Pemerintah daerah dan pemerintah pusat menunjukkan kesungguhan dalam memerhatikan komunitas resettlement Timor Timur di Timor Barat. Perhatian tersebut tentu tidak hanya sebatas kewajiban pemerintah untuk membuat mereka keluar dari kemelut sosial ekonomi, melainkan seharusnya disusul dengan tanggung jawab sosial yang membebaskan mereka dari penyempitan tanah, rumah, lahan pertanian, dan ruang geraknya.
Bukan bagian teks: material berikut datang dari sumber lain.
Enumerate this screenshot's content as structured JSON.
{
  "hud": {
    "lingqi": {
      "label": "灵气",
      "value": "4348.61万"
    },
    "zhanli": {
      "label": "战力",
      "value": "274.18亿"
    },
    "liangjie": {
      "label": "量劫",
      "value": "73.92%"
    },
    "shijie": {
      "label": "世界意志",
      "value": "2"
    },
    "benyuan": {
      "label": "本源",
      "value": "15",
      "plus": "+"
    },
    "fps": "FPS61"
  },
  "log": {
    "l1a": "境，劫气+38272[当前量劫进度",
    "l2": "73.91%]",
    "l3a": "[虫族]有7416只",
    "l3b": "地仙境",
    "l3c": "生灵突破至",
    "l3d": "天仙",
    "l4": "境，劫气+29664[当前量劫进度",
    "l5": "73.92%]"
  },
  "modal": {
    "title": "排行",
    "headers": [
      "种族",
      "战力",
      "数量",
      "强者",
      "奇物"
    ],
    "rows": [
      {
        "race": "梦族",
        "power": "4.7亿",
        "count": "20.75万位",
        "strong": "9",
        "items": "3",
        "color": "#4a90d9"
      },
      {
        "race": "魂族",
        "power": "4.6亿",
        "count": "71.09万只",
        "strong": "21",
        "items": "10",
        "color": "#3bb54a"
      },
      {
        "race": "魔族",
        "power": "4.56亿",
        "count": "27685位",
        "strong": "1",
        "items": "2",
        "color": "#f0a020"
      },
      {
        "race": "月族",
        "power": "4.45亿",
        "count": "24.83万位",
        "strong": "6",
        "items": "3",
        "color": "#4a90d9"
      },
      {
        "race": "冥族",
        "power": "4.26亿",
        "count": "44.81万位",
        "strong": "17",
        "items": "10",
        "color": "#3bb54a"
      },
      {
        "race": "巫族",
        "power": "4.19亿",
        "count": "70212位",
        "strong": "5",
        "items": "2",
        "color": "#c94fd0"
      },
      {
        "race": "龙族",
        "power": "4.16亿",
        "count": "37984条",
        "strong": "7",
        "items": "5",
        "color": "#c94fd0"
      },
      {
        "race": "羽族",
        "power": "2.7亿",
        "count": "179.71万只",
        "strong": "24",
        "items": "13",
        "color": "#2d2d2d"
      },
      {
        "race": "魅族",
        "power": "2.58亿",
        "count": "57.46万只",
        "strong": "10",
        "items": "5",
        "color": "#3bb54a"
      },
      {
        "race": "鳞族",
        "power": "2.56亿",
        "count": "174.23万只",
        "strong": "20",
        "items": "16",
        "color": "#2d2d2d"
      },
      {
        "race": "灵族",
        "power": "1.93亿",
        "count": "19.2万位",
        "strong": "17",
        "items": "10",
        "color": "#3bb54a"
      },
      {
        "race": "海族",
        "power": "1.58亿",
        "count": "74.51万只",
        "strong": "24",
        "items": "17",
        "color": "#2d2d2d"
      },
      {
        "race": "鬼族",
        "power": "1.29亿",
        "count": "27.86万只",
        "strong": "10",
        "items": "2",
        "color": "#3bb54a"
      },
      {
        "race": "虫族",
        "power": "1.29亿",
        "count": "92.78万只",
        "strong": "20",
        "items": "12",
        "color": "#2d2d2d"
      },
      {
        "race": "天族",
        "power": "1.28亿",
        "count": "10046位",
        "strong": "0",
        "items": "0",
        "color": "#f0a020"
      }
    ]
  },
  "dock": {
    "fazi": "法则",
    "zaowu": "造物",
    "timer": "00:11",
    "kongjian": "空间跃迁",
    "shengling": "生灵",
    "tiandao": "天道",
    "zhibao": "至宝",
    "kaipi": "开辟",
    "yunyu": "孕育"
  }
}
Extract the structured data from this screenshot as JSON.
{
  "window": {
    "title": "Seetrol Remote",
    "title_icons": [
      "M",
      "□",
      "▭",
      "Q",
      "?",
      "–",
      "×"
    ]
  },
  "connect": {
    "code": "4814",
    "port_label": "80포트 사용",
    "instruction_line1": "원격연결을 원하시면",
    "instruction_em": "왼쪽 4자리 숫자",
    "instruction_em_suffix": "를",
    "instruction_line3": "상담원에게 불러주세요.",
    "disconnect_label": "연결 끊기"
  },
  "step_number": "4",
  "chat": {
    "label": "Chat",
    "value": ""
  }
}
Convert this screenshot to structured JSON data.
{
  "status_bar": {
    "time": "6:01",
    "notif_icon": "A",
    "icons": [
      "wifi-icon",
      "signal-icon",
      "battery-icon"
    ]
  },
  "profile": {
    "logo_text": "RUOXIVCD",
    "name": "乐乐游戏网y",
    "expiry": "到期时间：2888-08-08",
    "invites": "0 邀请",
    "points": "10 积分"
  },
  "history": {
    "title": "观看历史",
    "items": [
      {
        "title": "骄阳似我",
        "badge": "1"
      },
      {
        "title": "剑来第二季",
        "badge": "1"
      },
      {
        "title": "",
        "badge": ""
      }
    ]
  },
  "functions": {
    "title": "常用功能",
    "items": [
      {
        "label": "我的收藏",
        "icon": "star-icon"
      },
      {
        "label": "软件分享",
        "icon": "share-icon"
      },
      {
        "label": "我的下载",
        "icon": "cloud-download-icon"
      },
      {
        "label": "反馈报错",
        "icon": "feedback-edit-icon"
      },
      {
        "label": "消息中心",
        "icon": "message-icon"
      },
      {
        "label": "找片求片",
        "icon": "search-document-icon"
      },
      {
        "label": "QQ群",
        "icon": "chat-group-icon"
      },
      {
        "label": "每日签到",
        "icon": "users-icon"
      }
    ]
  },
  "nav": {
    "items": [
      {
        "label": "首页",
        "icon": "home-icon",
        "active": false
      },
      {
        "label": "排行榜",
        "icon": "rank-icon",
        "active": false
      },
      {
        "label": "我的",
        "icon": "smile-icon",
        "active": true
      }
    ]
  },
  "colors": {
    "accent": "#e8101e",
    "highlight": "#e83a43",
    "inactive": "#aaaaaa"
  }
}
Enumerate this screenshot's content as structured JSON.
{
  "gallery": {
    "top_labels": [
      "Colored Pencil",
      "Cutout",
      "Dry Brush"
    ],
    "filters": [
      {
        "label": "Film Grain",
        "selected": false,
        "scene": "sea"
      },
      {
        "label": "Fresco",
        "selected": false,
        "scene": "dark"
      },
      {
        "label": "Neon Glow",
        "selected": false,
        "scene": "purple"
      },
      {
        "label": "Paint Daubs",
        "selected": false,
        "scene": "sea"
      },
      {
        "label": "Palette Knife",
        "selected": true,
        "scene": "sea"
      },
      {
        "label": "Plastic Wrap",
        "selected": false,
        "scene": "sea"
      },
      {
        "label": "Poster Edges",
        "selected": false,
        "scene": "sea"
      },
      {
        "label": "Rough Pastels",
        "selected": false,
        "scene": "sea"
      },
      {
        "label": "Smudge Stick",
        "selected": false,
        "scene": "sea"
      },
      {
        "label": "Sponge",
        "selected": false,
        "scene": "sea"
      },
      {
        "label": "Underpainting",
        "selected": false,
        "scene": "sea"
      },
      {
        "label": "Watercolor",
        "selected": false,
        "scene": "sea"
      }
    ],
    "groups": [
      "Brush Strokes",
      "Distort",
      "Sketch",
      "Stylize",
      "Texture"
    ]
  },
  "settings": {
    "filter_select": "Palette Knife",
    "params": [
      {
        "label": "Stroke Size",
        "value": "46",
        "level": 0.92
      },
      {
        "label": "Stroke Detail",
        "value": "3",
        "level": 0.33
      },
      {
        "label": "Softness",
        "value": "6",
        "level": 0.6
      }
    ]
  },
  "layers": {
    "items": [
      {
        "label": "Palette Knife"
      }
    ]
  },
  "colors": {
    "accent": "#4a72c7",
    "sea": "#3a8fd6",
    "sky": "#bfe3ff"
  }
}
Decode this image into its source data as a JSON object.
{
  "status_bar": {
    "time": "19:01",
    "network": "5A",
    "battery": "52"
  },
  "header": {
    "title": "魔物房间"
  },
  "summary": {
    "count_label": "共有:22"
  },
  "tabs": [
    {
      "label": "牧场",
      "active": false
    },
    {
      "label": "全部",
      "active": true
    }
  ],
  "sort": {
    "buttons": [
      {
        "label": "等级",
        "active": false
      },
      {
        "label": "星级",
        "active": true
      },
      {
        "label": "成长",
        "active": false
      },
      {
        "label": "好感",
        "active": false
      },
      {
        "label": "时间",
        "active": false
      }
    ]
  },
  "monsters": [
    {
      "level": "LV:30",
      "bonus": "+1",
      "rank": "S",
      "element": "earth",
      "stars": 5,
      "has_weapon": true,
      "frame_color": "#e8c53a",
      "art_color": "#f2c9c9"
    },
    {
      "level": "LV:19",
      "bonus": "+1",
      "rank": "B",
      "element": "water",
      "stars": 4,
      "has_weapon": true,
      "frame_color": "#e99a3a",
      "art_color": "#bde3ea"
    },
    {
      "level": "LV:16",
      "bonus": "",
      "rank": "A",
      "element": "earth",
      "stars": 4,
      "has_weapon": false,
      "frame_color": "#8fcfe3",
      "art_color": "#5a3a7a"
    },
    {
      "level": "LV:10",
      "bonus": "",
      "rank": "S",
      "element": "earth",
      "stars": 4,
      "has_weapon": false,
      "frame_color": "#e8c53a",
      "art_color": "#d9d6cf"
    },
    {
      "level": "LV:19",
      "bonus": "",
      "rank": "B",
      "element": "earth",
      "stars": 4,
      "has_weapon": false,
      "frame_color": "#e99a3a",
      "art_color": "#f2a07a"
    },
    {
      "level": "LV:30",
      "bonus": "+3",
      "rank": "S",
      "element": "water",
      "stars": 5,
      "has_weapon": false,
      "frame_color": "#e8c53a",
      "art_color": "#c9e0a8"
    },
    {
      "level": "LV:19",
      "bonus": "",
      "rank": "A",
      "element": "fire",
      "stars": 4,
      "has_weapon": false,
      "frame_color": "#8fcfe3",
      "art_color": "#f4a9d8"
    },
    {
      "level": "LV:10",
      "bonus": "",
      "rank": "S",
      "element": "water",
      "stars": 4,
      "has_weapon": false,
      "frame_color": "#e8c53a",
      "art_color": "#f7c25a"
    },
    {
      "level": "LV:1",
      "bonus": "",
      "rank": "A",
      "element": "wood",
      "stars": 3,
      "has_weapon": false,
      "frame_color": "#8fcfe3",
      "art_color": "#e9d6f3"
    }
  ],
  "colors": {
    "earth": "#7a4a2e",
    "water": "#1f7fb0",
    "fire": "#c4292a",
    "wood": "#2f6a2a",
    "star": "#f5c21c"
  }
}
Sejarah masyarakat Timor Timur merupakan suatu sejarah sosial yang memiliki tujuan hidup sosialnya. Berdasarkan riset sejarah sosial tiga tahun terakhir (2015-2018) pada komunitas eks Timor Timur di lokasi pemukiman baru mulai dari kabupaten Kupang, Timor Tengah Selatan, Timor Tengah Utara, Belu sampai dengan kabupaten Malaka, ditemukan sistem dan struktur sosial masyarakat yang statis dan didominasi oleh masyarakat lokal.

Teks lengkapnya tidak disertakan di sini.